The North American Securities Administrators Association (NASAA) maintains state securities regulators are concerned cybersecurity
deficiencies are rising among investment advisers.
“Cybersecurity is a priority for state securities examiners,” Michael S. Pieciak, NASAA president and Vermont Commissioner of Financial Regulation, said. “Smaller companies are the low hanging fruit for cybercriminals, and when you consider more than three-fourths of the nearly 18,000 state-registered investment advisers are one to two-person shops, it is clear how important cybersecurity should be for these small businesses as well.”
The NASAA’s effort to garner feedback from state-registered investment advisers in 41 jurisdictions between January and June 2019, determined state examiners found deficiencies relating to cybersecurity in more than one-quarter, or 26 percent, of their examinations, which they said represented an increase of 23 percent during the last series of coordinated examinations in 2017.

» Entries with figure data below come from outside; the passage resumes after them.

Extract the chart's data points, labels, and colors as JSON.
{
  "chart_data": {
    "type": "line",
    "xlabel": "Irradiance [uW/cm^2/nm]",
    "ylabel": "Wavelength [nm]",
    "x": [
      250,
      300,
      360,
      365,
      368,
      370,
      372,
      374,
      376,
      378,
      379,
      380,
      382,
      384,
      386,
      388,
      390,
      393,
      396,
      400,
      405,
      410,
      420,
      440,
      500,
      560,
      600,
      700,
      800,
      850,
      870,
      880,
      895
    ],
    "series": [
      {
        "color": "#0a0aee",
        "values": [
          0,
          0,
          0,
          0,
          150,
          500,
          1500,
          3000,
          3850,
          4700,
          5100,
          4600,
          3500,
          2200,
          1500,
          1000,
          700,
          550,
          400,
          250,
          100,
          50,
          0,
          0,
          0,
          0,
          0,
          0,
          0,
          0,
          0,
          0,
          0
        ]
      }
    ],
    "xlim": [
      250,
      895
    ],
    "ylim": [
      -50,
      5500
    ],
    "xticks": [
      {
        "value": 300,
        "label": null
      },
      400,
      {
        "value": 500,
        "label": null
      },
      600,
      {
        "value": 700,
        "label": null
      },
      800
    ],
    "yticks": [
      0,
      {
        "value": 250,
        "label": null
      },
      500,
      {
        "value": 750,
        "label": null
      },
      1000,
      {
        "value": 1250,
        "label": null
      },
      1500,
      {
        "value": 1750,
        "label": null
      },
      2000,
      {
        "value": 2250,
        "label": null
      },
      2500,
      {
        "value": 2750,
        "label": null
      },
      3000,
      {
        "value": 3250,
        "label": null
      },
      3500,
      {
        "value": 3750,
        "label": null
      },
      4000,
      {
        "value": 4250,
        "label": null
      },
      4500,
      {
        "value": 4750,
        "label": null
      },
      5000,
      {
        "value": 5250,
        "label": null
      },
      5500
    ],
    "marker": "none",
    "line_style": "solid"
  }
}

“We encourage state-registered investment advisers to review their cybersecurity practices to ensure compliance and to take advantage of the free cybersecurity checklist offered by NASAA to help gauge their cybersecurity preparedness,” said Andrea Seidt, chair of NASAA’s Investment Adviser Section and Ohio Securities commissioner, said.
State securities regulators have regulatory oversight responsibility for investment advisers with assets under management of $100 million or less, officials said, adding included in this year’s coordinated examinations, 67 percent had assets under management between $30 million and $100 million and 33 percent had assets under management of less than $30 million.